Tiré del sujetador y la atraje hacia mi, al separarse de la pared llevé mis manos hacia el broche en su espalda y su reacción fue inmediata. La fuerza del impacto contra la pared aplastó mis dedos flexionados, un escozor lacerante me recorrió la mano y ascendió como un relámpago por el brazo, Carmen cerró los ojos y un rictus de dolor apareció en su rostro. Sin saber lo que hacía tiré con todas mis fuerzas del cierre que se rompió con un crujido.
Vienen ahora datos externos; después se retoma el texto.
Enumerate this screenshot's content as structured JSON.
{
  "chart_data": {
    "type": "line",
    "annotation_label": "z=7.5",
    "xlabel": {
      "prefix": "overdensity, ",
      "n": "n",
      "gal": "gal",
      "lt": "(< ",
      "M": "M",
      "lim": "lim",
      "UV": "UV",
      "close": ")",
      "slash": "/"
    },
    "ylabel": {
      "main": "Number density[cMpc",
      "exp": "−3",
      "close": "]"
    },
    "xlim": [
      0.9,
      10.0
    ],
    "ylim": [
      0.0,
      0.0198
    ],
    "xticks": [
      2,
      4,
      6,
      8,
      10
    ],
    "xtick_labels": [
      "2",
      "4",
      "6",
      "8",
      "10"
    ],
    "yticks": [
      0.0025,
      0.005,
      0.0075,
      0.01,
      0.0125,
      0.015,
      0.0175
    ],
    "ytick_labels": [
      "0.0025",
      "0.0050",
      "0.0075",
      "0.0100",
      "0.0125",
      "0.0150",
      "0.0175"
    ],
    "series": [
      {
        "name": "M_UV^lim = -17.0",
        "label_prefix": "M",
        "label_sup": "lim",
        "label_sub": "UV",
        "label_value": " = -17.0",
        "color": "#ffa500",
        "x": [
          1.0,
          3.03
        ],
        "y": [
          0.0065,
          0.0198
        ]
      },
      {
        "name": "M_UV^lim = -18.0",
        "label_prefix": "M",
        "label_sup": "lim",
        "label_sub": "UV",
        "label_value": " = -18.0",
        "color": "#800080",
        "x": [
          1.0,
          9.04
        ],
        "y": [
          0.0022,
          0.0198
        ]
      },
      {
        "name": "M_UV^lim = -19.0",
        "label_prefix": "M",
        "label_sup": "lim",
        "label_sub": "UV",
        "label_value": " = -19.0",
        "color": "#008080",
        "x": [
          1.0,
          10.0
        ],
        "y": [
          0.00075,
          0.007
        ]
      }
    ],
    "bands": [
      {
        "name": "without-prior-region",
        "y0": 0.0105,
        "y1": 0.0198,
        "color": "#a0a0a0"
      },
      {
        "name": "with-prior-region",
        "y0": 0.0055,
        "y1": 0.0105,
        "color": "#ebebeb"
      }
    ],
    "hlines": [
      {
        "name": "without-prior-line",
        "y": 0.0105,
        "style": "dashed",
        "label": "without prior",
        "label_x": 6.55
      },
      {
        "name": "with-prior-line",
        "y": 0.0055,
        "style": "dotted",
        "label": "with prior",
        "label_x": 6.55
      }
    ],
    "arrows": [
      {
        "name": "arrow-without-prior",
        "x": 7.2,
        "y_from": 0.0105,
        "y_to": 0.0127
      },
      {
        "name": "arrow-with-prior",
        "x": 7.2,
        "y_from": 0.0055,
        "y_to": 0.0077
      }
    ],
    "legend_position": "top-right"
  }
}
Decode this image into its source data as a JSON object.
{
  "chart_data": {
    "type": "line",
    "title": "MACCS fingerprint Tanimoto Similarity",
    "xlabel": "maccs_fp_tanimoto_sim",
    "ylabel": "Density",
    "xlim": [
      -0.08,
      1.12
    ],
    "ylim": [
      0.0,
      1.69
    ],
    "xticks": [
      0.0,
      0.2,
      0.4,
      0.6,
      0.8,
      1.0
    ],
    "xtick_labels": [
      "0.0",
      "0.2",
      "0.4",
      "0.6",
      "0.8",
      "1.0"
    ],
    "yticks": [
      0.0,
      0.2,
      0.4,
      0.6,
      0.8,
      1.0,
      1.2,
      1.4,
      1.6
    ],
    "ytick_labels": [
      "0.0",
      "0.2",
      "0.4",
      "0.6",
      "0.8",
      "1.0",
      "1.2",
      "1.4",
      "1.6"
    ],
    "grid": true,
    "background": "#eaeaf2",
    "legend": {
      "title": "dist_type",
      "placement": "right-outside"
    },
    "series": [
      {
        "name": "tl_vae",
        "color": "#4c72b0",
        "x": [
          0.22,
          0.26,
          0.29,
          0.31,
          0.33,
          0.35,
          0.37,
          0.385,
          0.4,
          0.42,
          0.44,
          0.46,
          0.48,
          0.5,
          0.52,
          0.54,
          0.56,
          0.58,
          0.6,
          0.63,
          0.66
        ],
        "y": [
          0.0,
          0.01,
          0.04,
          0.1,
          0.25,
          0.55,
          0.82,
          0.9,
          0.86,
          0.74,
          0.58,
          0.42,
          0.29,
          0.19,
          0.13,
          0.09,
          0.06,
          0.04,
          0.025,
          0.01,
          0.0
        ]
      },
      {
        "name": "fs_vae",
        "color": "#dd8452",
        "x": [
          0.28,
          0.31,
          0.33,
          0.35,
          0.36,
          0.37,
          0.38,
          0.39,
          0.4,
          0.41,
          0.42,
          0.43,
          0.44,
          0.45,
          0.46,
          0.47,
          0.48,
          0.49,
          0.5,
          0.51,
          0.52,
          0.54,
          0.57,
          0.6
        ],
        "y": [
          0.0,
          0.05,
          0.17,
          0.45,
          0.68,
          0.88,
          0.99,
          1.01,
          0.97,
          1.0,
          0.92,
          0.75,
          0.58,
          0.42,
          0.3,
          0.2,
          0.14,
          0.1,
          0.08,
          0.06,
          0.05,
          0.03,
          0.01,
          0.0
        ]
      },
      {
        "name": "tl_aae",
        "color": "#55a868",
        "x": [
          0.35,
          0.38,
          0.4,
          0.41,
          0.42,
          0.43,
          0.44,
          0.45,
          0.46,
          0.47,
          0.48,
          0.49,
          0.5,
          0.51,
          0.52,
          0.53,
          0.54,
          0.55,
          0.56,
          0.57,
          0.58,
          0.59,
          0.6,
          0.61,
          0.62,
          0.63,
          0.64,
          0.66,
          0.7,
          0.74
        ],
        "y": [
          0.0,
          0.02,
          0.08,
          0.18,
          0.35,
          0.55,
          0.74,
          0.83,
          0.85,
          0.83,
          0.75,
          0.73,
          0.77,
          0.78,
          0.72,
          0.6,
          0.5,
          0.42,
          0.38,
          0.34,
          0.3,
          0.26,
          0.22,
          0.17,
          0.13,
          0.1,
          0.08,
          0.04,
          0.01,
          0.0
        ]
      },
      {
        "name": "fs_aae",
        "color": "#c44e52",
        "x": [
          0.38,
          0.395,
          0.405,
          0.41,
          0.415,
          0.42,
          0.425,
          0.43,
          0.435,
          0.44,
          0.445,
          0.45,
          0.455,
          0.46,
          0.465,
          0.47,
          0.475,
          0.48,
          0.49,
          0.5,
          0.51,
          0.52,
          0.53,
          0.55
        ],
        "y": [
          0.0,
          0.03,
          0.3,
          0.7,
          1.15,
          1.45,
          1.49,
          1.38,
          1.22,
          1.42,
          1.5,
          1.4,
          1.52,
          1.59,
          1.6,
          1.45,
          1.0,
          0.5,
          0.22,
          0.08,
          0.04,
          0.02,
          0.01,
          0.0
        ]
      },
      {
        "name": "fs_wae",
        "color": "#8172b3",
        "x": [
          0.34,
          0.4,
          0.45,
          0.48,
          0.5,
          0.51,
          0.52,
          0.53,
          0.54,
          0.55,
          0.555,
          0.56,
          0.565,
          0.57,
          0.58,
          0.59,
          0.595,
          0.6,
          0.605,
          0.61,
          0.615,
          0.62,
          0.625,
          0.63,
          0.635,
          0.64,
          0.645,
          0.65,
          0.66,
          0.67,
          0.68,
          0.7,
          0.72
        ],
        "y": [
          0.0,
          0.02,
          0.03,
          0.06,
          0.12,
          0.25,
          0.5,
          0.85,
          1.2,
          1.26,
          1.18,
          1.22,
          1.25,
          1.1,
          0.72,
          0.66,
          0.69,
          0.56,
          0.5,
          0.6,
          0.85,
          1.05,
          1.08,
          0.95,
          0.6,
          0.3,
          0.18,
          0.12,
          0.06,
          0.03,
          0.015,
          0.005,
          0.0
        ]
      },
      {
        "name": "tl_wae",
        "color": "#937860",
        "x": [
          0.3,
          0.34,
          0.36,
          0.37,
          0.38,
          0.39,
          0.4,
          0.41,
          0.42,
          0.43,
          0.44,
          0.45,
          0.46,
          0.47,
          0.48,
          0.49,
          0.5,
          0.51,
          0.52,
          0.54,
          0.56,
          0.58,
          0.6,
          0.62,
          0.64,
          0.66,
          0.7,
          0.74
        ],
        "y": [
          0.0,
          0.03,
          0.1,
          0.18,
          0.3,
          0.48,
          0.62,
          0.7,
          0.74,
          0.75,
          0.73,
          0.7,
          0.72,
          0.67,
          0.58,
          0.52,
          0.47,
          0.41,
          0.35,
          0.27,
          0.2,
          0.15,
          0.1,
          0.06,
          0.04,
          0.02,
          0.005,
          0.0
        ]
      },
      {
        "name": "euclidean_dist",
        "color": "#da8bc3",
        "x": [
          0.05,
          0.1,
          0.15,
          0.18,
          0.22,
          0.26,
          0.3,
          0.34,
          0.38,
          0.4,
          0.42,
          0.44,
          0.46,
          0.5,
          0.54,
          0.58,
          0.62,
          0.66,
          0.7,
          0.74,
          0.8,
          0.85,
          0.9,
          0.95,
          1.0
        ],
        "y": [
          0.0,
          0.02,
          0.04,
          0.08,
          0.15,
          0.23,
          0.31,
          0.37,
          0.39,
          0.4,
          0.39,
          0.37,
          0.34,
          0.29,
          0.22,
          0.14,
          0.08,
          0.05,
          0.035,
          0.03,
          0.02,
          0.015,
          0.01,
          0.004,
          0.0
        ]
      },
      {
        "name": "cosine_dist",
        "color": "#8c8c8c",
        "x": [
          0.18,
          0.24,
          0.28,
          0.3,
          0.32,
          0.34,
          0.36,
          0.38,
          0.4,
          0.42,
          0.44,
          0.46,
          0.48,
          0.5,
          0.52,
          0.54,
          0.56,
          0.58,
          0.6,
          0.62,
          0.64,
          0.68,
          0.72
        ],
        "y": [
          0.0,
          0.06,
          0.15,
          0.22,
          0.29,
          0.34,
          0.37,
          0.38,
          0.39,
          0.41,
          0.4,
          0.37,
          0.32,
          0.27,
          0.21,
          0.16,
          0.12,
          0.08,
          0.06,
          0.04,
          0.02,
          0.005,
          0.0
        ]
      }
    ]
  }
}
Una parte de mi no se creía lo que estaba sucediendo pero no atendí a ese retazo de cordura y le bajé los tirantes para terminar de quitarle el destrozado sujetador.

-        “¡Lo has roto, animal!”

Sus manos golpearon mi pecho una dos veces. La inmovilicé con mis brazos y la lleve arrastrando hasta nuestra habitación sin atender a sus palabras., Una vez allí la solté dejándola caer en la cama.

Carmen tenía los ojos muy abiertos, sin dar crédito a lo que estaba sucediendo. Por un instante pensé que estaba asustada pero no fue eso lo que sus ojos me transmitieron.

Tirada en la cama, con el pelo revuelto y la respiración agitada, apoyada en sus brazos me miraba con ansiedad sin saber bien lo que iba a suceder. En sus ojos había también deseo, un deseo salvaje. La expresión de su rostro mutaba en segundos desde la provocación soez de una furcia a la que no conocía hasta la expectación anhelante que me devolvía la imagen de mi esposa. Saltando de una a otra, su conducta me alertaba sobre lo que estaba sucediendo en su quebrada mente, pero mi excitación me impidió hacer caso a lo que intuía.